Multi-level Causal LLM-based Text-to-Motion Generation with Human Alignment
Abstract
Although progress has been made in LLM-based text-driven motion generation, it still has the limitations of generating fine-grained and semantically consistent motions. These limitations stem from: 1) fine-grained motion quantization errors; 2) mismatches between causal reasoning language and non-causal motion representation; and 3) lack of human preference alignment. To solve them, this paper proposes MoTiGA, a multi-level causal LLM-based text-to-motion generation framework with human alignment.
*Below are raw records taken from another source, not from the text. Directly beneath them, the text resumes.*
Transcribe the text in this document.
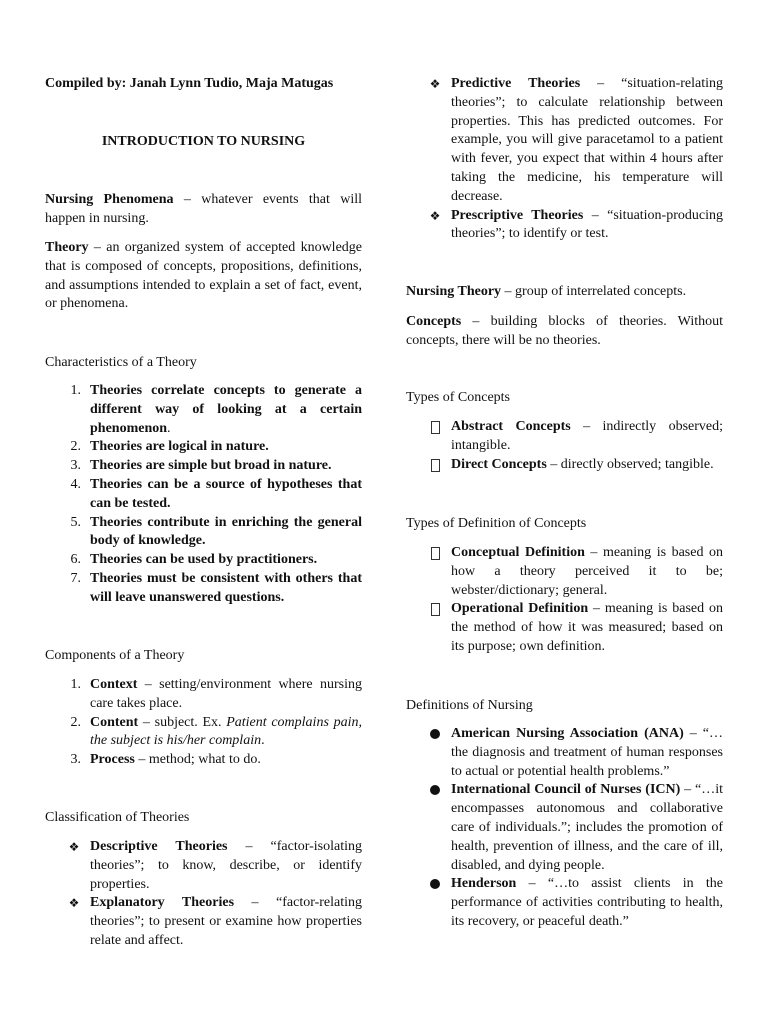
Compiled by: Janah Lynn Tudio, Maja Matugas

INTRODUCTION TO NURSING

Nursing Phenomena – whatever events that will happen in nursing.

Theory – an organized system of accepted knowledge that is composed of concepts, propositions, definitions, and assumptions intended to explain a set of fact, event, or phenomena.

Characteristics of a Theory

1. Theories correlate concepts to generate a different way of looking at a certain phenomenon.
2. Theories are logical in nature.
3. Theories are simple but broad in nature.
4. Theories can be a source of hypotheses that can be tested.
5. Theories contribute in enriching the general body of knowledge.
6. Theories can be used by practitioners.
7. Theories must be consistent with others that will leave unanswered questions.

Components of a Theory

1. Context – setting/environment where nursing care takes place.
2. Content – subject. Ex. Patient complains pain, the subject is his/her complain.
3. Process – method; what to do.

Classification of Theories

❖ Descriptive Theories – “factor-isolating theories”; to know, describe, or identify properties.
❖ Explanatory Theories – “factor-relating theories”; to present or examine how properties relate and affect.
❖ Predictive Theories – “situation-relating theories”; to calculate relationship between properties. This has predicted outcomes. For example, you will give paracetamol to a patient with fever, you expect that within 4 hours after taking the medicine, his temperature will decrease.
❖ Prescriptive Theories – “situation-producing theories”; to identify or test.

Nursing Theory – group of interrelated concepts.

Concepts – building blocks of theories. Without concepts, there will be no theories.

Types of Concepts

Abstract Concepts – indirectly observed; intangible.
Direct Concepts – directly observed; tangible.

Types of Definition of Concepts

Conceptual Definition – meaning is based on how a theory perceived it to be; webster/dictionary; general.
Operational Definition – meaning is based on the method of how it was measured; based on its purpose; own definition.

Definitions of Nursing

American Nursing Association (ANA) – “… the diagnosis and treatment of human responses to actual or potential health problems.”
International Council of Nurses (ICN) – “…it encompasses autonomous and collaborative care of individuals.”; includes the promotion of health, prevention of illness, and the care of ill, disabled, and dying people.
Henderson – “…to assist clients in the performance of activities contributing to health, its recovery, or peaceful death.”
Firstly, MoTiGA employs Causal RVQ-VAE for multi-level causal fine-grained motion representation, then explores iterative residual quantization and causal convolutions to reduce fine-grained motion quantization errors, while preserving the causality as language presentation. Furthermore, the framework incorporates a time-lagged causal prediction strategy, enabling parallel prediction across motion token levels while maintaining temporal dependencies. Finally, to enhance human alignment, we propose Multi-level Hybrid-weighted Preference Optimization (MHPO), which dynamically adjusts semantic similarity weighting and continuous similarity scores. For MHPO, we also release the HumanML3D-R dataset, the first large-scale preference dataset for motion generation, with 101,490 human preference pairs. Evaluations show MoTiGA's superior performance, with an 82.3\% FID improvement on HumanML3D and a 64.7\% improvement on KIT-ML over other LLM-based methods.